The 2015 survey shows a marked decline in overall consumer confidence, and not only has the gap between high and low-income groups increased but much reduced optimism in the middle income groups was also evident. A net 4% of respondents expected their personal finances to improve over the next six months, considerably lower than 11% last year.
Inflation expectations are elevated and a net 65% of respondents expected higher inflation, compared with the survey average of 46%. This contrasts with only a net 1.5% of consumers anticipating increased income over the next 12 months.
The majority of consumers still did not believe that now was a good time to make a major purchase, although sentiment was less negative than last year. Perhaps surprisingly, those who stated that they had no extra money for saving declined from 38% to 30%, putting South Africa below the survey average of 32%. There remain large disparities between low and high-income earners, which further increased in 2015.
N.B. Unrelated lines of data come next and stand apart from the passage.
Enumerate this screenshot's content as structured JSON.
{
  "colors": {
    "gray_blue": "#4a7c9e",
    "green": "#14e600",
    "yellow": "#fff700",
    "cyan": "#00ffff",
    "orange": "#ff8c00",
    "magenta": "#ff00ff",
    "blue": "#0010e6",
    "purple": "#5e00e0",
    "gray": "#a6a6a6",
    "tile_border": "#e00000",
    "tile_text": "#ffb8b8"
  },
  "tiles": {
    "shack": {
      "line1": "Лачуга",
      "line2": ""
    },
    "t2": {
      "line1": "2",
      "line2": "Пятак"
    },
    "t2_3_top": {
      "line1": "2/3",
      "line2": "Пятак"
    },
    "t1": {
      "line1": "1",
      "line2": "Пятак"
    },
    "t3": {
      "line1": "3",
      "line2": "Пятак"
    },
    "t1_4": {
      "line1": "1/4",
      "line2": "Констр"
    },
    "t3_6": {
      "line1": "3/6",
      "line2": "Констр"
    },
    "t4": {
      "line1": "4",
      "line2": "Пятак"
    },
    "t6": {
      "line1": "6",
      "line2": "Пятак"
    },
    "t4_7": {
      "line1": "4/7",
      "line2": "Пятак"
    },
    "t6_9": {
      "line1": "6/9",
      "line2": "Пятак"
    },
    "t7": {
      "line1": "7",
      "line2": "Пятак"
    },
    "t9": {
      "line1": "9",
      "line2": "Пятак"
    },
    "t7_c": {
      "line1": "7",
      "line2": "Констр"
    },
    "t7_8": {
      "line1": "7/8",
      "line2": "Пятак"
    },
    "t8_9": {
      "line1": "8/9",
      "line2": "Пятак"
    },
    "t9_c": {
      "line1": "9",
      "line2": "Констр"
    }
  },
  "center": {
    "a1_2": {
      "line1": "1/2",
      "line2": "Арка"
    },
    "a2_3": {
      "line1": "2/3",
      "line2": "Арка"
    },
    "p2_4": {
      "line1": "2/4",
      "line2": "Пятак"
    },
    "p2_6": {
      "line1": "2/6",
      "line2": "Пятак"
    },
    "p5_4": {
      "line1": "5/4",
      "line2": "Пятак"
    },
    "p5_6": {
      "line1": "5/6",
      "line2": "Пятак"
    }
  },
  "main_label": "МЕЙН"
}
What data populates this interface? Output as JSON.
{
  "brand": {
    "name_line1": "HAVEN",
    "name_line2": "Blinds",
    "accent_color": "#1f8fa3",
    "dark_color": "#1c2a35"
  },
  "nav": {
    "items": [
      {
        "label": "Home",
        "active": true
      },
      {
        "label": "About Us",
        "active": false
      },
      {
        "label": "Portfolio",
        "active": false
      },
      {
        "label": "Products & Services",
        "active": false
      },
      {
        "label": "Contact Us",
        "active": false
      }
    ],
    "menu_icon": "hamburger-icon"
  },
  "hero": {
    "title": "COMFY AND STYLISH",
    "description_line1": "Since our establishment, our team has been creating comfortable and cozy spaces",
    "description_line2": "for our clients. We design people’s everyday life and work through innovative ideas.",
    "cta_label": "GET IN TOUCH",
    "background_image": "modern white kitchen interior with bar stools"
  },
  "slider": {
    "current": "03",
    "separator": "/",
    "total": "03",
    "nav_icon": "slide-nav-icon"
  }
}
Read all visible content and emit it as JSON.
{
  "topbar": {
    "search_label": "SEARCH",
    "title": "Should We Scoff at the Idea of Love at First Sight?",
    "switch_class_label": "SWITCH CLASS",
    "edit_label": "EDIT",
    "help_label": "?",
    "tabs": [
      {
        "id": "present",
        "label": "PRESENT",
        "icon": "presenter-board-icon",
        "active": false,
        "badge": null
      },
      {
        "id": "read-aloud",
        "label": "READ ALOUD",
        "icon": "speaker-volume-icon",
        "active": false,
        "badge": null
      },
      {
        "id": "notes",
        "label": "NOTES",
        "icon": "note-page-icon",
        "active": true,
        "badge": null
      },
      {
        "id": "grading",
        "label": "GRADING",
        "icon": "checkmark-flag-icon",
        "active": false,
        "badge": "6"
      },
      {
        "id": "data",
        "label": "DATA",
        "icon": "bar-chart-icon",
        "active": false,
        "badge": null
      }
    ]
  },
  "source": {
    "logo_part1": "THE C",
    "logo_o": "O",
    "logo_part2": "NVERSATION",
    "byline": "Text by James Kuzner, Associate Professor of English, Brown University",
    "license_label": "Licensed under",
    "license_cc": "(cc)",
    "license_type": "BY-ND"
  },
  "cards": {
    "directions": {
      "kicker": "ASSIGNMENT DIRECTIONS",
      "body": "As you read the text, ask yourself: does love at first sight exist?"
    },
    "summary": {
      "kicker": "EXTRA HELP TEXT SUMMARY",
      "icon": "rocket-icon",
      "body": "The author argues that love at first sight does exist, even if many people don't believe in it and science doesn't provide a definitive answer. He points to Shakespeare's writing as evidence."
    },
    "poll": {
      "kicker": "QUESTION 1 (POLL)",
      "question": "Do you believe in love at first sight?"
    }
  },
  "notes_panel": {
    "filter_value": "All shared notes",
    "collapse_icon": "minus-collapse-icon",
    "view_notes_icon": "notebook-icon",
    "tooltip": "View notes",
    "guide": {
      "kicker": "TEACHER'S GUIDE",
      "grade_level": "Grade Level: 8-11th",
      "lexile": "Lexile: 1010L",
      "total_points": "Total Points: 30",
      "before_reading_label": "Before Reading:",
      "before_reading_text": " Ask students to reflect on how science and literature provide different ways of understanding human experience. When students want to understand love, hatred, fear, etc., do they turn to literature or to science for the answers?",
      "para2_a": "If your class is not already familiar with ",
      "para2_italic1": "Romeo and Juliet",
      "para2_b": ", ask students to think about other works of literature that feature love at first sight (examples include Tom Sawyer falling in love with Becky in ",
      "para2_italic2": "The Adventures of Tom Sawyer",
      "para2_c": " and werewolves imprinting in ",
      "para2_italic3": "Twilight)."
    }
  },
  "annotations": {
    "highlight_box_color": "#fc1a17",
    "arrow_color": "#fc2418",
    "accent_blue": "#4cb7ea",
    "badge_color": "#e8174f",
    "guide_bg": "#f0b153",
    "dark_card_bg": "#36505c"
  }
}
Of note was a marked deterioration in the optimism of the low-income group (monthly incomes below ZAR 3,000), with a net 16% anticipating that the state of their personal finances would deteriorate, compared with 6% the year before.
South African consumers face multiple challenges in 2016, with higher inflation due to severe drought conditions and a weak currency, as well as likely interest rate increases demanding higher shares of already constrained disposable incomes.
The prospect of job cuts in the mining industry looms large, and will likely place further pressure on low-income households. Mid- and higher-income households will likely face further interest rate hikes this year and, combined with currency weakness, constrain purchases of higher-end, often imported products.